GREENSBORO — A judge may rule next week in an unusual eviction case that has the city’s Human Relations Department taking sides against a nonprofit housing complex affiliated with Shiloh Baptist Church.
LaTonya Stimpson, a mother of four, was among six tenants taken to court Nov. 25 by the management of J.T. Hairston Memorial Apartments, a federally subsidized housing complex owned by a nonprofit church board.
Several neighbors were ejected shortly before Christmas for owing small amounts of back rent and payments for minor repairs — in one case, $10.35 for a broken mini-blind — but Stimpson appealed her eviction order.
Stimpson says she is being put out of her home in retaliation for circulating a petition calling for the property managers at the apartments to resign.
The property is managed by Westminster Co. Stimpson and fellow tenants picketed Friday evening outside Westminster’s North Church Street offices.
The Greensboro City Attorney’s Office, in a memo filed with the court on Stimpson’s behalf, agreed that her discrimination complaint “had merit.”
Westminster’s attorney, T. Keith Black, could not be reached for comment. The chairman of the board at Hairston Apartments, Mary Mims, said in an earlier interview that management complied with all HUD rules and followed the law in evicting tenants.
But the city’s associate general counsel, Jamiah K. Waterman, arguing earlier in February before District Court Judge Polly D. Sizemore, asked for a preliminary injunction to stop Stimpson and her children from impending eviction.
According to the City Attorney’s Office, the case is the first time the city has invoked the Fair Housing Ordinance in support of a tenant fighting an eviction order.
The staff lawyer wrote that, as the municipal equivalent of HUD, the city was entitled to “some measure of governmental deference” in the matter and that the court need consider not only the harm Stimpson’s eviction would do to her family, but to the cause of tenants in general.
“The City’s goal of ending housing discrimination will be harmed,” Waterman wrote. “This eviction will have a chilling effect on other tenants. They will be reluctant to seek vindication of their rights for fear of eviction.”
In complaints that have been denied by Westminster, Stimpson alleged in an affidavit that an apartment manager told her she should not register for community college “because I had so many children that I needed a job.”

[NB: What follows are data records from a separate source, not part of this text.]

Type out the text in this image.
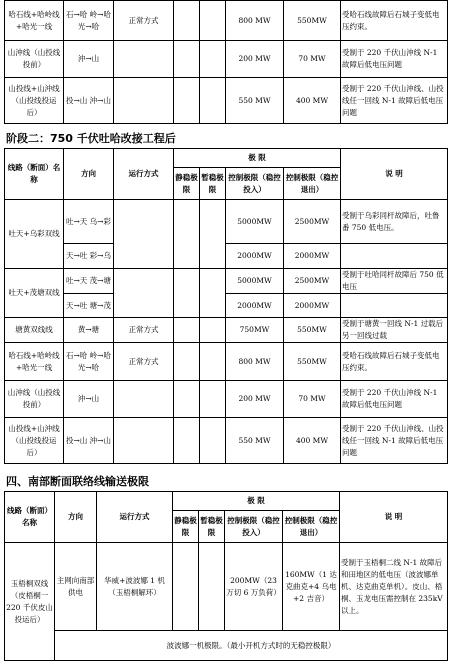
哈石线+哈岭线+哈光一线	石→哈 岭→哈 光→哈	正常方式			800 MW	550MW	受哈石线故障后石城子变低电压约束。
山沖线（山投线投前）	沖→山				200 MW	70 MW	受制于 220 千伏山沖线 N-1 故障后低电压问题
山投线+山沖线（山投线投运后）	投→山 沖→山				550 MW	400 MW	受制于 220 千伏山沖线、山投线任一回线 N-1 故障后低电压问题
阶段二：750 千伏吐哈改接工程后
线路（断面）名称	方向	运行方式	极 限				说 明
			静稳极限	暂稳极限	控制极限（稳控投入）	控制极限（稳控退出）	
吐天+乌彩双线	吐→天 乌→彩				5000MW	2500MW	受制于乌彩同杆故障后，吐鲁番 750 低电压。
	天→吐 彩→乌				2000MW	2000MW	
吐天+茂塘双线	吐→天 茂→塘				5000MW	2500MW	受制于吐哈同杆故障后 750 低电压
	天→吐 塘→茂				2000MW	2000MW	
塘黄双线线	黄→塘	正常方式			750MW	550MW	受制于塘黄一回线 N-1 过载后另一回线过载
哈石线+哈岭线+哈光一线	石→哈 岭→哈 光→哈	正常方式			800 MW	550MW	受哈石线故障后石城子变低电压约束。
山沖线（山投线投前）	沖→山				200 MW	70 MW	受制于 220 千伏山沖线 N-1 故障后低电压问题
山投线+山沖线（山投线投运后）	投→山 沖→山				550 MW	400 MW	受制于 220 千伏山沖线、山投线任一回线 N-1 故障后低电压问题
四、南部断面联络线输送极限
线路（断面）名称	方向	运行方式	极 限				说 明
			静稳极限	暂稳极限	控制极限（稳控投入）	控制极限（稳控退出）	
玉梧桐双线（皮梧桐一 220 千伏皮山投运后）	主网向南部供电	华威+波波娜 1 机（玉梧桐解环）			200MW（23 万切 6 万负荷）	160MW（1 达克曲克+4 乌电+2 吉音）	受制于玉梧桐二线 N-1 故障后和田地区的低电压（波波娜单机、达克曲克单机）。皮山、梧桐、玉龙电压需控制在 235kV 以上。
	波波娜一机极限。（最小开机方式时的无稳控极限）						
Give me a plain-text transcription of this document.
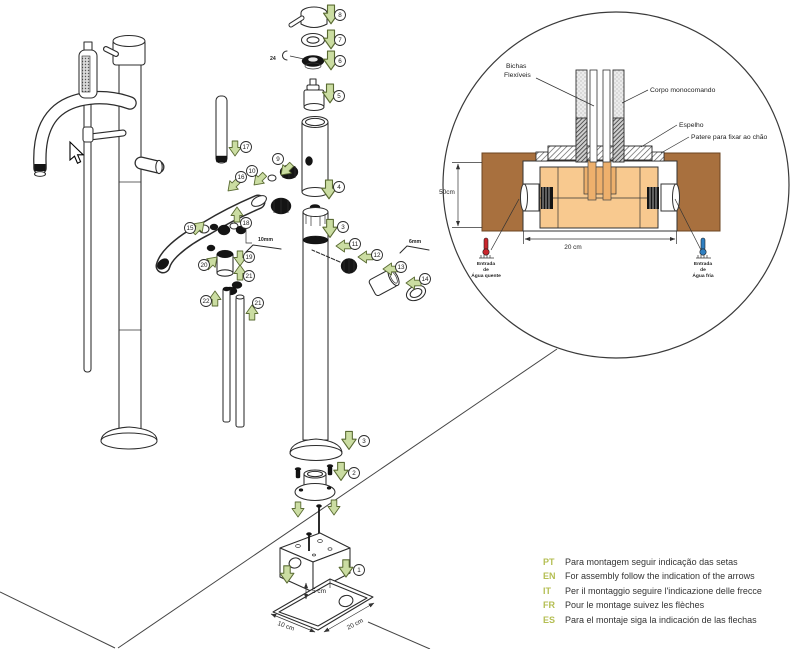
8
7
24	6
5
4
17
16
10
9
15
18
10mm
19
20
21
22	21
3
11
12
13
14
6mm
3
2
1
5 cm
10 cm	20 cm
50cm
20 cm
Bichas
Flexíveis
Corpo monocomando
Espelho
Patere para fixar ao chão
Entrada
de
Água quente
Entrada
de
Água fria
PT	Para montagem seguir indicação das setas
EN For assembly follow the indication of the arrows
IT	Per il montaggio seguire l'indicazione delle frecce
FR	Pour le montage suivez les flèches
ES	Para el montaje siga la indicación de las flechas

Stimpson complained that the complex had imposed curfews on the tenants and limited use of common areas. Mims countered that all of the rule changes were made for the safety and security of residents at the complex, which is across Florida Street from the Smith Homes public housing community.
At Friday’s rally at the corner of East Cone Boulevard and North Church Street, a security detail kept protesters far from Westminster’s offices. Tenants said they were tired of not speaking out.
“Everybody’s scared to say something,” said Toni Curtis, who moved to the complex in 2003 and said the complex was well run at that point, before a number of maintenance and management concerns.
“They have belittled us and made us feel like nothing. If the church cared about us, they would listen to us.”
Mims, who meets each month with a tenant board, said in the past that the removal of basketball equipment and the decision not to have playgrounds was for the residents’ own safety, because they became a magnet for drug activity in the neighborhood. Tenants took issue with that argument.
LaIndia Murphy, a mother of two who moved to Hairston Apartments in 2007, said she tried to organize a dance group for teens, Fully Focus, but was accused of promoting “gang” activity and was cited for a lease violation.
Where do Hairston’s children play?
“Nowhere,” she said as she faced rush-hour traffic Friday holding a sign that said, “Shiloh, Y’all know, Y’all wrong.”
“They (children) use trash cans as a basketball goal. I want to move, but I’m not working right now. And I want my children to see that their mother works hard. And that we’re fighting this.”